La solidarité en état d'urgence
Au volant d’une camionnette blanche qui n’est plus de toute première jeunesse, Bernard Nos braque à droite sur le Vieux-Port, au niveau de l’hôtel de ville de Marseille. La Bonne Mère mais pas un chat, pas une bagnole. « Qui l’eût cru !? », rigole le président de l’association Vendredi 13. À ses côtés, Jérôme (1), un jeune bénévole qui fait là sa première maraude, acquiesce : « C’est de la science-fiction ! » Le 24 mars après-midi, Vendredi 13, une association créée en mai 2018 suite au départ de 90 bénévoles des Restos du cœur, a repris ses maraudes alimentaires. Aujourd’hui, 80 « colis » sont prévus à la distribution. Dans la première camionnette, du pâté ou des boîtes de sardines et de thon, des chips, du chocolat… Dans un deuxième véhicule, qui sent très fort le camembert, des laitages, des fruits, du pain… Francesco, bénévole depuis une semaine, tient déjà le volant et Antoine, la vingtaine aux longs cheveux blonds, prépare les sacs.
Sept jours sur sept
Toute la matinée, plusieurs dizaines de bénévoles se sont affairés dans un entrepôt de 400m2, boulevard de Plombières. Comme de nombreuses associations caritatives, Vendredi 13 a perdu certains bénévoles (sur une centaine d’actifs) contraints de rester confinés. Mais en une semaine, 90 nouveaux, des jeunes en grande majorité, ont répondu à des appels à solidarité. À l’intérieur : des colis préparés, dont certains dédiés à l’accueil de nuit que gère l’association, des fruits, des packs d’eau et de lait entreposés sur des étagères, côtoient des boîtes de cuisses de pintade « Saveur du roi ». Il est bientôt 14h, il faut s’équiper : gilet jaune, masque et gants. Bernard, Salonais de 67 ans « sur le pont sept jours sur sept », donne ses consignes : « Nous n’avons malheureusement pas les moyens de trop nous attarder et de prendre du temps avec les sans-abri.

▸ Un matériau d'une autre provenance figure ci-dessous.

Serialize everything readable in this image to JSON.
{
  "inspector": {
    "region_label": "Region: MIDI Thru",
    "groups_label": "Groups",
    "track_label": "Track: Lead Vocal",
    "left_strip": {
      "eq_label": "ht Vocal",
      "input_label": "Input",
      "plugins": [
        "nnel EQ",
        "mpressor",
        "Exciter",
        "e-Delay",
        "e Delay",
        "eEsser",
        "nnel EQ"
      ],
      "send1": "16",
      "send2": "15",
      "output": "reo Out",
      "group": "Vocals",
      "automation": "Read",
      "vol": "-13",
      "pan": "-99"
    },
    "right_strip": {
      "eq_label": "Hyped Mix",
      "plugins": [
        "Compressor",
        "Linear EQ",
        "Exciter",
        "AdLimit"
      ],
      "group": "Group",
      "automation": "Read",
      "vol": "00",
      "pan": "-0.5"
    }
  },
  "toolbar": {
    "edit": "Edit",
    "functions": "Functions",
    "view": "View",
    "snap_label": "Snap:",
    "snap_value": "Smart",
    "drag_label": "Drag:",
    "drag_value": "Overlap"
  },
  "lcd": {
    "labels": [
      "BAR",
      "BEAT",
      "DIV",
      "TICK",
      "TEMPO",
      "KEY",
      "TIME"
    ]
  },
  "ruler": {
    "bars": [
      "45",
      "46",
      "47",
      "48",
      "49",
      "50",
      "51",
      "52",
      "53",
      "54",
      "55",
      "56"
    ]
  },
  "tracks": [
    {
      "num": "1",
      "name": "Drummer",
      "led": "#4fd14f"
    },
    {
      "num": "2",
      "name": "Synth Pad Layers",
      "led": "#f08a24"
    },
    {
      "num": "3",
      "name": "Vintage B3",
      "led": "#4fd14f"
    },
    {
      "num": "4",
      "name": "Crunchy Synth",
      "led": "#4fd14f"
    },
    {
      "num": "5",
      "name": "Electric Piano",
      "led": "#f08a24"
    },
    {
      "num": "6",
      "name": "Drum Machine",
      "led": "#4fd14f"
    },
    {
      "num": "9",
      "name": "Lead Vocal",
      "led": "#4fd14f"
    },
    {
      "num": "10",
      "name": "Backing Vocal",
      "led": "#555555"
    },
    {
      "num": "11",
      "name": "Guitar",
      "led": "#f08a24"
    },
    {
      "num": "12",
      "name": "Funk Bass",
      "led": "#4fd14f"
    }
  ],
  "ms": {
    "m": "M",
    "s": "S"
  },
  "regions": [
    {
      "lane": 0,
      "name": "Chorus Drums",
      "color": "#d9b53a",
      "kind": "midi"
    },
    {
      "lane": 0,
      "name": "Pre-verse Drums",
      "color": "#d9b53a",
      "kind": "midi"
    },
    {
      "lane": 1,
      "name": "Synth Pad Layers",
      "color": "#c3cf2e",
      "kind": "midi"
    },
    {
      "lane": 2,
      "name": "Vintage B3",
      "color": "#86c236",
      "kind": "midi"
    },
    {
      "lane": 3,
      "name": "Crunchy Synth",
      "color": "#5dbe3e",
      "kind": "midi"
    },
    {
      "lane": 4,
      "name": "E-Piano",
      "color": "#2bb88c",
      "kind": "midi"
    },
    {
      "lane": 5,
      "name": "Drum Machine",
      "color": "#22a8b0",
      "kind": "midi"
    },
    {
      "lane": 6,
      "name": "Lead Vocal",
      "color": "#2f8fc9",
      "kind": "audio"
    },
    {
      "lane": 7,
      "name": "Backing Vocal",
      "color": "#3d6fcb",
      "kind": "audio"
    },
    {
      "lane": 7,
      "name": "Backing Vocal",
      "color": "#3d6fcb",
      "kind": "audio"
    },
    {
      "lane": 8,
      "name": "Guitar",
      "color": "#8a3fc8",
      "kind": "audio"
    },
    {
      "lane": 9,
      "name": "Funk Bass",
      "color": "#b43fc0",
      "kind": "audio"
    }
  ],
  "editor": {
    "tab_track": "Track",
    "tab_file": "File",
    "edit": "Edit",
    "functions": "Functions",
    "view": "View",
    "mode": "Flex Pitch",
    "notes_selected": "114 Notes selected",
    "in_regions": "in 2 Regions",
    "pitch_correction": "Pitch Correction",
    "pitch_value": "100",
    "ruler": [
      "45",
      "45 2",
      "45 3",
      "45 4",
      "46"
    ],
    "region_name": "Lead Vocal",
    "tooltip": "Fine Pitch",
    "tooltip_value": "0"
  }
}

Essayez de tenir les distances réglementaires et dites bien à tout le monde que le colis est fait pour deux jours : notre secteur habituel est trop grand, nous devons alterner un jour sur deux. »
C’est parti pour trois heures et une trentaine de bornes, direction le secteur de la Joliette. Le quartier d’affaires est désert. Un homme, béquille et rouflaquettes, fait la manche auprès des quelques véhicules qui déboulent de l’autoroute. « Pâté ou poisson ? » Une minute suffit avant qu’il ne retourne au turbin. « Ils sont bien conscients de la situation. Le gros problème c’est l’hygiène : il n’y a que très peu de points d’eau à Marseille, les toilettes publiques sont fermées, les bars aussi… Et beaucoup d’accueils de jour aussi, là où ils prennent leur douche. Et puis l’aide alimentaire qui tourne au ralenti en ce moment. » Devant le Mucem, un père de famille joue avec son fils en trottinette devant deux Kangoos de l’armée. L’autre souci, c’est la pression de la flicaille : « On leur demande de dégager, ils reçoivent des menaces verbales mais les centres d’hébergement n’ouvrent qu’à 19 heures ! », s’énerve Bernard. Il a dix ans de terrain, connaît la plupart des SDF : « Je me rappelle plus de leurs prénoms que ceux de ma famille », rigole-t-il.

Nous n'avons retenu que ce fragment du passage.